Il prossimo anno, Marina Abramović farà la storia come la prima artista donna vivente ad essere celebrata con una grande mostra alle Gallerie dell’Accademia di Venezia. L’esposizione, intitolata Marina Abramović: Transforming Energy, aprirà il 6 maggio 2026 e rimarrà aperta fino al 19 ottobre 2026, in occasione della 61ª Esposizione Internazionale d’Arte – La Biennale di Venezia. La mostra segna anche l’ottantesimo compleanno dell’artista, che metterà in dialogo la sua arte performativa pionieristica con i capolavori rinascimentali che hanno definito l’identità culturale di Venezia.
Curata da Shai Baitel, direttore artistico del Modern Art Museum (MAM) di Shanghai, in collaborazione con l’artista, la mostra si sviluppa sia nelle sale della collezione permanente che in quelle delle mostre temporanee, inserendo la ricerca di Abramović nel cuore del patrimonio veneziano.
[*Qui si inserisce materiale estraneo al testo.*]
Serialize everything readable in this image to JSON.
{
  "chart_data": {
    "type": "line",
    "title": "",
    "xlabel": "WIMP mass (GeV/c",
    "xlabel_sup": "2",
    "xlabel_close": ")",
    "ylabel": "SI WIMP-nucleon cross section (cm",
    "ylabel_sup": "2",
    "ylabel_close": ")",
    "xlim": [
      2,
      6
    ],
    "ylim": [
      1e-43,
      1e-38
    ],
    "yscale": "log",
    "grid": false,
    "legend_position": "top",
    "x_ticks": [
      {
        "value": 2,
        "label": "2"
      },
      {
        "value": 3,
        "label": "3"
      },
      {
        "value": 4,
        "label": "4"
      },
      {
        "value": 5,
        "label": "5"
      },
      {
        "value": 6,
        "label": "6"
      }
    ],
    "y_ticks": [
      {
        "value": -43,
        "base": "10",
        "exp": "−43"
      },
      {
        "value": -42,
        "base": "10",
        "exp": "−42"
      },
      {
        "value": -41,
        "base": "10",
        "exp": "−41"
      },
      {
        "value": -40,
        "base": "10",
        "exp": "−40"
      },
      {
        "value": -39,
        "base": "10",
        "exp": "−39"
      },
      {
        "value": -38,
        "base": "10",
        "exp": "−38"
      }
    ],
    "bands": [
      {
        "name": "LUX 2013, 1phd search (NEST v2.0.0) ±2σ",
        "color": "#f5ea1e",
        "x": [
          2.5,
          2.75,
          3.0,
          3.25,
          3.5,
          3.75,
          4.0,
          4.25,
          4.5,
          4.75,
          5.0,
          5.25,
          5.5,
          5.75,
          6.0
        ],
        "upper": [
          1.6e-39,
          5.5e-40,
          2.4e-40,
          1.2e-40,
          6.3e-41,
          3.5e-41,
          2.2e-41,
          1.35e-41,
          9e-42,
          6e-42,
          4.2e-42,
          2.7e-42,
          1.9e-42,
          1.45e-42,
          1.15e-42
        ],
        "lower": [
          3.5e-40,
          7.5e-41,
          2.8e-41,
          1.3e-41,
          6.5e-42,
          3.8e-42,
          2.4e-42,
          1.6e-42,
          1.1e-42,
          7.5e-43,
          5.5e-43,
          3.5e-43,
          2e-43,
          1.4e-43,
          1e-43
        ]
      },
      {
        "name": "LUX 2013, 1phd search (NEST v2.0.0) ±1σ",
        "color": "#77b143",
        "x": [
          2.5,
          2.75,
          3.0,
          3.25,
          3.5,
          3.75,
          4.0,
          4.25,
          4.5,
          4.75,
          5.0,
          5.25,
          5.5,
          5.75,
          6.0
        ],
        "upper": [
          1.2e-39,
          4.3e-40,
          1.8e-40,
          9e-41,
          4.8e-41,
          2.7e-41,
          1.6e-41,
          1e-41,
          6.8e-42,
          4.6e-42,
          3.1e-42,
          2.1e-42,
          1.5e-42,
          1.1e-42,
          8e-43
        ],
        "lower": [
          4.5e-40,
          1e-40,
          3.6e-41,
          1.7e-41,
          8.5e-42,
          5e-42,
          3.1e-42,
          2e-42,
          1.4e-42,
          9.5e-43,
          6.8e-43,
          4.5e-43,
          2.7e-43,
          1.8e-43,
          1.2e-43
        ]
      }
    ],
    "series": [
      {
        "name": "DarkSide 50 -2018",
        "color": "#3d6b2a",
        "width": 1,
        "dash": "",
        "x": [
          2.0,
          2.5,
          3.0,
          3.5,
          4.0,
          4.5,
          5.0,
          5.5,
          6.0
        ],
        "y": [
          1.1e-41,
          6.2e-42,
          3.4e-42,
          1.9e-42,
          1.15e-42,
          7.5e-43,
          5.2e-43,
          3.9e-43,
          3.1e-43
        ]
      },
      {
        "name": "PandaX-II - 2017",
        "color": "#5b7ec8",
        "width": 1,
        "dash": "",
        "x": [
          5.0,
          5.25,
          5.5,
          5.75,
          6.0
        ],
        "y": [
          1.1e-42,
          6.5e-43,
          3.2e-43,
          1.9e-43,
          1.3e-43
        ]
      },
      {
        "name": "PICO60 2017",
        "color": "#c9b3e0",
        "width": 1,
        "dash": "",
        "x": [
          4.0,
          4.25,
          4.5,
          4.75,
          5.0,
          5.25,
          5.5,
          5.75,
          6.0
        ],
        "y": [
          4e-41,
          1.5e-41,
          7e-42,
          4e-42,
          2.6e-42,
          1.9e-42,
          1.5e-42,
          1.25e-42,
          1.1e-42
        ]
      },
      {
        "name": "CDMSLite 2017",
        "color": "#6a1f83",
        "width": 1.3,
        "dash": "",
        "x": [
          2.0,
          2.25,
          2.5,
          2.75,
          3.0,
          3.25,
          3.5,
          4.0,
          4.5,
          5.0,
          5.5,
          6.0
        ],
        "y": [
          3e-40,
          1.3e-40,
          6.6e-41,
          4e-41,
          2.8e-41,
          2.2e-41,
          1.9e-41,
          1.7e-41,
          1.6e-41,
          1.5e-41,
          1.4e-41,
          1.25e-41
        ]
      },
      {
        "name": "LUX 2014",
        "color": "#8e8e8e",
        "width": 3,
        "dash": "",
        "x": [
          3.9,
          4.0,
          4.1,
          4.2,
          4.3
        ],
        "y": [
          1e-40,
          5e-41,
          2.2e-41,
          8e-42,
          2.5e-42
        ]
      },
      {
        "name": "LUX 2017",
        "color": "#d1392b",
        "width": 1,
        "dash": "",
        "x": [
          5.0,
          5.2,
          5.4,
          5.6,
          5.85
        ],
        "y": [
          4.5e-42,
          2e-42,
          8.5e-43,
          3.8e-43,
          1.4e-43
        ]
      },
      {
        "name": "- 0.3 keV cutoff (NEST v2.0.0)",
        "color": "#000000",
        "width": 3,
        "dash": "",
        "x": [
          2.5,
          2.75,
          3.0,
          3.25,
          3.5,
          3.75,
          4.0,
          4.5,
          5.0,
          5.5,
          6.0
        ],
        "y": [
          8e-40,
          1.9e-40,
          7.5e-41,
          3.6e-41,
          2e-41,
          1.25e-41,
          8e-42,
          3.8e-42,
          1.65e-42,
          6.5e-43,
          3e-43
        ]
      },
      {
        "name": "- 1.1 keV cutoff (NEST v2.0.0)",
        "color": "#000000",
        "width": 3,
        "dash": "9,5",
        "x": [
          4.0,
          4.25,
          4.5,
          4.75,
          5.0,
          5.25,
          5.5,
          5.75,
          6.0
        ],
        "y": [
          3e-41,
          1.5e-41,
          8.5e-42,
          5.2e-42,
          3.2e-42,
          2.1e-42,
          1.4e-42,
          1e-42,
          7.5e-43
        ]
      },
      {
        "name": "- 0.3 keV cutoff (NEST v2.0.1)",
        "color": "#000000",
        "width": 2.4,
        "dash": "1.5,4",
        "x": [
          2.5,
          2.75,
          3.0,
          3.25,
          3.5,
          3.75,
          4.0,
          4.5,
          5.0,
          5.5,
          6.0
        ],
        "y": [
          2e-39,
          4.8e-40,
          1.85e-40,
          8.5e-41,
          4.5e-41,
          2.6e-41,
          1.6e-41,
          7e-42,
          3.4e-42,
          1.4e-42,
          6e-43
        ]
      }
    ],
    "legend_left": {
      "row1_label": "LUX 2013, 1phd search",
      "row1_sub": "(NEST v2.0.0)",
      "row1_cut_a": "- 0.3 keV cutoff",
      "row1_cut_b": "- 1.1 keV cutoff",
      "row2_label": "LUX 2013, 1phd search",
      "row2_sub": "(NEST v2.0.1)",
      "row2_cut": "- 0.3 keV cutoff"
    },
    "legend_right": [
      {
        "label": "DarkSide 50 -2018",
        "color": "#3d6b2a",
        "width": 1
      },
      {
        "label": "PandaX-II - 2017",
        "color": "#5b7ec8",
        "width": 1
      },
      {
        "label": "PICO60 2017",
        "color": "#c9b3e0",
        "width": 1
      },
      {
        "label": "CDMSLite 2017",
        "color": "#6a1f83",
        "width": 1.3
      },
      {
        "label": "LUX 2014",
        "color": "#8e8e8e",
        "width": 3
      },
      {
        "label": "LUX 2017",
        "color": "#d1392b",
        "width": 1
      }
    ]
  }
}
Il tema centrale dell’esposizione è il confronto tra passato e presente, materiale e immateriale, corpo e spirito, invitando i visitatori a interagire con le opere in modo diretto. Tra le installazioni, spiccano oggetti transitori interattivi come letti e strutture in pietra con cristalli, che permettono un’esperienza di “trasmissione di energia”.

Le opere storiche di Abramović, tra cui Imponderabilia (1977), Rhythm 0 (1974), Light/Dark (1977) e Carrying the Skeleton (2008), si affiancheranno a nuove creazioni, tutte accomunate dal tema della resistenza e della trasformazione. Un momento culminante sarà la presentazione di Pietà (with Ulay) (1983), che entrerà in dialogo con la Pietà di Tiziano (ca. 1575-76), accostando la sofferenza e la redenzione rinascimentali con una prospettiva contemporanea.
L’uso di materiali naturali come quarzo e ametista rimanda alla tradizione del mosaico veneziano e alla ricerca rinascimentale sulla trasformazione materiale e metafisica. L’esperienza coinvolgerà i visitatori invitandoli a una partecipazione attiva, favorendo un cambiamento interiore.
“Venezia – ha dichiarato Marina Abramović – ha sempre occupato un posto speciale nella mia vita. Ora, tornando per celebrare i miei 80 anni, è un onore profondo essere la prima artista donna a esporre alle Gallerie dell’Accademia”.
“L’incontro tra arte antica e moderna – ha aggiunto Giulio Manieri Elia, direttore delle Gallerie – è al cuore delle nostre mostre, e siamo onorati di ospitare Marina Abramović, la prima donna a ricevere il Leone d’Oro dalla Biennale nel 1997, per una mostra che celebra i suoi 80 anni e il suo impatto sulla scena contemporanea”.